The announcement says

This extension does not give you notifications when somebody successfully logs into your account from an unknown device or IP. It is technically possible to generate those, but if somebody else has logged in, they could just as easily see those notifications and do a password reset (which the notification encourages you to do). The ideal way to handle this is to issue email notifications for this case, but since most Wikipedia accounts do not have emails associated with them, this wouldn't be useful to majority of the users. So for the time being, we have settled for not issuing these notifications.

That reasoning does not make sense to me. High-value accounts (functionaries etc) almost certainly have an email address enabled, most power users do have an email address set, so most of the people who would actually get targeted do get a benefit from such warnings (unlike failed login notifications which have very limited practical value).

Also, an attacker does not gain anything from doing a password reset. They could change the email address but then the real owner at least gets warned.

The announcement says

This extension does not give you notifications when somebody successfully logs into your account from an unknown device or IP. It is technically possible to generate those, but if somebody else has logged in, they could just as easily see those notifications and do a password reset (which the notification encourages you to do). The ideal way to handle this is to issue email notifications for this case, but since most Wikipedia accounts do not have emails associated with them, this wouldn't be useful to majority of the users. So for the time being, we have settled for not issuing these notifications.

That reasoning does not make sense to me. High-value accounts (functionaries etc) almost certainly have an email address enabled, most power users do have an email address set, so most of the people who would actually get targeted do get a benefit from such warnings (unlike failed login notifications which have very limited practical value).

Also, an attacker does not gain anything from doing a password reset. They could change the email address but then the real owner at least gets warned.

Apologies, I somehow missed this.
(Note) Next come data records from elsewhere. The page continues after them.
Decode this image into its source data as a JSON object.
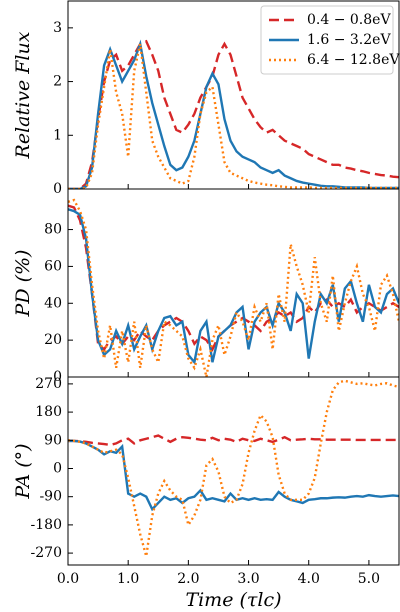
{
  "chart_data": [
    {
      "type": "line",
      "ylabel": "Relative Flux",
      "ylim": [
        0,
        3.5
      ],
      "yticks": [
        0,
        1,
        2,
        3
      ],
      "legend": "upper right",
      "x": [
        0,
        0.1,
        0.2,
        0.3,
        0.4,
        0.5,
        0.6,
        0.7,
        0.8,
        0.9,
        1,
        1.1,
        1.2,
        1.3,
        1.4,
        1.5,
        1.6,
        1.7,
        1.8,
        1.9,
        2,
        2.1,
        2.2,
        2.3,
        2.4,
        2.5,
        2.6,
        2.7,
        2.8,
        2.9,
        3,
        3.1,
        3.2,
        3.3,
        3.4,
        3.5,
        3.6,
        3.7,
        3.8,
        3.9,
        4,
        4.1,
        4.2,
        4.3,
        4.4,
        4.5,
        4.6,
        4.7,
        4.8,
        4.9,
        5,
        5.1,
        5.2,
        5.3,
        5.4,
        5.5
      ],
      "series": [
        {
          "name": "0.4 − 0.8eV",
          "color": "#d62728",
          "linestyle": "dashed",
          "values": [
            0,
            0,
            0,
            0.1,
            0.5,
            1.3,
            2.0,
            2.4,
            2.5,
            2.2,
            2.3,
            2.5,
            2.7,
            2.75,
            2.5,
            2.2,
            1.7,
            1.4,
            1.1,
            1.05,
            1.2,
            1.4,
            1.7,
            1.9,
            2.1,
            2.5,
            2.7,
            2.5,
            2.1,
            1.7,
            1.5,
            1.3,
            1.15,
            1.05,
            1.1,
            1.0,
            0.9,
            0.85,
            0.8,
            0.75,
            0.65,
            0.6,
            0.55,
            0.5,
            0.45,
            0.45,
            0.4,
            0.38,
            0.35,
            0.33,
            0.3,
            0.28,
            0.26,
            0.25,
            0.23,
            0.22
          ]
        },
        {
          "name": "1.6 − 3.2eV",
          "color": "#1f77b4",
          "linestyle": "solid",
          "values": [
            0,
            0,
            0,
            0.05,
            0.4,
            1.4,
            2.3,
            2.6,
            2.3,
            2.0,
            2.2,
            2.4,
            2.7,
            2.1,
            1.6,
            1.2,
            0.8,
            0.45,
            0.35,
            0.4,
            0.6,
            0.9,
            1.4,
            1.9,
            2.15,
            1.95,
            1.3,
            0.9,
            0.7,
            0.6,
            0.55,
            0.5,
            0.4,
            0.35,
            0.3,
            0.35,
            0.25,
            0.2,
            0.15,
            0.12,
            0.1,
            0.08,
            0.06,
            0.05,
            0.05,
            0.04,
            0.03,
            0.03,
            0.03,
            0.03,
            0.02,
            0.02,
            0.02,
            0.02,
            0.02,
            0.02
          ]
        },
        {
          "name": "6.4 − 12.8eV",
          "color": "#ff7f0e",
          "linestyle": "dotted",
          "values": [
            0,
            0,
            0,
            0.02,
            0.3,
            1.2,
            1.9,
            2.6,
            1.8,
            1.4,
            0.6,
            2.2,
            2.7,
            1.8,
            0.9,
            0.6,
            0.4,
            0.2,
            0.15,
            0.1,
            0.15,
            0.6,
            1.4,
            1.8,
            1.9,
            1.2,
            0.5,
            0.3,
            0.25,
            0.2,
            0.15,
            0.12,
            0.1,
            0.08,
            0.07,
            0.05,
            0.04,
            0.03,
            0.03,
            0.03,
            0.03,
            0.02,
            0.02,
            0.02,
            0.02,
            0.02,
            0.02,
            0.02,
            0.02,
            0.02,
            0.02,
            0.02,
            0.02,
            0.02,
            0.02,
            0.02
          ]
        }
      ]
    },
    {
      "type": "line",
      "ylabel": "PD (%)",
      "ylim": [
        0,
        102
      ],
      "yticks": [
        0,
        20,
        40,
        60,
        80
      ],
      "x": [
        0,
        0.1,
        0.2,
        0.3,
        0.4,
        0.5,
        0.6,
        0.7,
        0.8,
        0.9,
        1,
        1.1,
        1.2,
        1.3,
        1.4,
        1.5,
        1.6,
        1.7,
        1.8,
        1.9,
        2,
        2.1,
        2.2,
        2.3,
        2.4,
        2.5,
        2.6,
        2.7,
        2.8,
        2.9,
        3,
        3.1,
        3.2,
        3.3,
        3.4,
        3.5,
        3.6,
        3.7,
        3.8,
        3.9,
        4,
        4.1,
        4.2,
        4.3,
        4.4,
        4.5,
        4.6,
        4.7,
        4.8,
        4.9,
        5,
        5.1,
        5.2,
        5.3,
        5.4,
        5.5
      ],
      "series": [
        {
          "color": "#d62728",
          "linestyle": "dashed",
          "values": [
            93,
            92,
            85,
            70,
            45,
            18,
            15,
            20,
            22,
            18,
            22,
            20,
            25,
            22,
            20,
            25,
            28,
            30,
            32,
            30,
            25,
            18,
            22,
            20,
            15,
            22,
            25,
            28,
            30,
            32,
            30,
            28,
            25,
            30,
            32,
            35,
            33,
            35,
            30,
            32,
            38,
            35,
            40,
            42,
            38,
            40,
            38,
            42,
            35,
            38,
            40,
            38,
            36,
            38,
            40,
            38
          ]
        },
        {
          "color": "#1f77b4",
          "linestyle": "solid",
          "values": [
            91,
            90,
            88,
            75,
            45,
            20,
            12,
            15,
            25,
            18,
            28,
            15,
            22,
            28,
            15,
            25,
            32,
            33,
            28,
            30,
            12,
            8,
            25,
            30,
            8,
            22,
            25,
            28,
            35,
            38,
            15,
            30,
            35,
            38,
            28,
            40,
            35,
            25,
            45,
            40,
            10,
            30,
            45,
            40,
            50,
            30,
            48,
            52,
            40,
            30,
            50,
            38,
            35,
            45,
            48,
            40
          ]
        },
        {
          "color": "#ff7f0e",
          "linestyle": "dotted",
          "values": [
            95,
            96,
            90,
            80,
            50,
            25,
            10,
            28,
            5,
            25,
            8,
            30,
            5,
            28,
            15,
            8,
            30,
            28,
            25,
            22,
            10,
            5,
            15,
            0,
            20,
            28,
            12,
            22,
            35,
            30,
            20,
            38,
            30,
            40,
            15,
            45,
            30,
            72,
            60,
            50,
            35,
            65,
            40,
            30,
            55,
            25,
            40,
            52,
            60,
            45,
            38,
            25,
            50,
            55,
            45,
            30
          ]
        }
      ]
    },
    {
      "type": "line",
      "ylabel": "PA (°)",
      "ylim": [
        -308,
        292
      ],
      "yticks": [
        -270,
        -180,
        -90,
        0,
        90,
        180,
        270
      ],
      "xlabel": "Time (τlc)",
      "xlim": [
        0,
        5.5
      ],
      "xticks": [
        {
          "value": 0,
          "label": "0.0"
        },
        {
          "value": 1,
          "label": "1.0"
        },
        {
          "value": 2,
          "label": "2.0"
        },
        {
          "value": 3,
          "label": "3.0"
        },
        {
          "value": 4,
          "label": "4.0"
        },
        {
          "value": 5,
          "label": "5.0"
        }
      ],
      "x": [
        0,
        0.1,
        0.2,
        0.3,
        0.4,
        0.5,
        0.6,
        0.7,
        0.8,
        0.9,
        1,
        1.1,
        1.2,
        1.3,
        1.4,
        1.5,
        1.6,
        1.7,
        1.8,
        1.9,
        2,
        2.1,
        2.2,
        2.3,
        2.4,
        2.5,
        2.6,
        2.7,
        2.8,
        2.9,
        3,
        3.1,
        3.2,
        3.3,
        3.4,
        3.5,
        3.6,
        3.7,
        3.8,
        3.9,
        4,
        4.1,
        4.2,
        4.3,
        4.4,
        4.5,
        4.6,
        4.7,
        4.8,
        4.9,
        5,
        5.1,
        5.2,
        5.3,
        5.4,
        5.5
      ],
      "series": [
        {
          "color": "#d62728",
          "linestyle": "dashed",
          "values": [
            88,
            88,
            87,
            85,
            82,
            80,
            78,
            75,
            80,
            90,
            95,
            80,
            90,
            95,
            100,
            105,
            95,
            85,
            95,
            100,
            98,
            95,
            92,
            90,
            98,
            90,
            95,
            92,
            85,
            95,
            90,
            88,
            95,
            90,
            85,
            92,
            100,
            90,
            92,
            93,
            95,
            93,
            93,
            92,
            92,
            92,
            92,
            92,
            91,
            91,
            91,
            91,
            91,
            91,
            91,
            91
          ]
        },
        {
          "color": "#1f77b4",
          "linestyle": "solid",
          "values": [
            88,
            88,
            86,
            80,
            70,
            60,
            45,
            55,
            50,
            70,
            -80,
            -90,
            -80,
            -90,
            -130,
            -110,
            -90,
            -100,
            -95,
            -110,
            -95,
            -90,
            -70,
            -100,
            -95,
            -100,
            -105,
            -80,
            -100,
            -95,
            -100,
            -95,
            -100,
            -98,
            -100,
            -75,
            -90,
            -100,
            -105,
            -110,
            -100,
            -98,
            -95,
            -95,
            -93,
            -92,
            -93,
            -90,
            -88,
            -90,
            -85,
            -88,
            -90,
            -88,
            -86,
            -88
          ]
        },
        {
          "color": "#ff7f0e",
          "linestyle": "dotted",
          "values": [
            90,
            88,
            85,
            80,
            70,
            60,
            50,
            55,
            60,
            45,
            -30,
            -120,
            -210,
            -280,
            -150,
            -80,
            -40,
            -70,
            -90,
            -100,
            -180,
            -150,
            -100,
            10,
            30,
            -10,
            -90,
            -110,
            -100,
            -50,
            50,
            120,
            170,
            150,
            100,
            -20,
            -80,
            -100,
            -100,
            -100,
            -80,
            -30,
            80,
            180,
            250,
            275,
            280,
            275,
            270,
            272,
            268,
            265,
            270,
            272,
            265,
            260
          ]
        }
      ]
    }
  ]
}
I'll let @DannyH and @kaldari speak to this though.

@Tgr: Good points. We discussed moving forward with notifications for successful logins today, and I think it's a reasonable idea. (We were mainly trying to limit the scope to make sure the extension actually gets deployed.) I think we just need to flesh out the specifics for that feature a bit more, but it's doable.

DannyH updated the task description. (Show Details)Jun 13 2017, 10:56 PM
kaldari triaged this task as High priority.Jun 13 2017, 11:41 PM
kaldari set the point value for this task to 5.
DannyH updated the task description. (Show Details)Jun 15 2017, 5:59 PM
DannyH updated the task description. (Show Details)Jun 15 2017, 6:02 PM
Niharika claimed this task.Jun 27 2017, 8:42 PM
Niharika moved this task from Ready to In Development on the Community-Tech-Sprint board.

Change 362323 had a related patch set uploaded (by Niharika29; owner: Niharika29):
[operations/mediawiki-config@master] Config changes for LoginNotify

https://gerrit.wikimedia.org/r/362323

@Niharika: Should be no blockers now. Please schedule this for SWAT deployment.

@Niharika: Should be no blockers now. Please schedule this for SWAT deployment.

Scheduled for Tuesday evening SWAT.

Change 362323 merged by jenkins-bot:
[operations/mediawiki-config@master] Config changes for LoginNotify

https://gerrit.wikimedia.org/r/362323

Mentioned in SAL (#wikimedia-operations) [2017-07-11T23:25:18Z] <dereckson@tin> Synchronized wmf-config/CommonSettings.php: Config changes for LoginNotify (T107707) (duration: 00m 47s)

Niharika closed this task as Resolved.Jul 12 2017, 7:40 PM

Here's what the HTML email looks like:

The preference is off by default for all.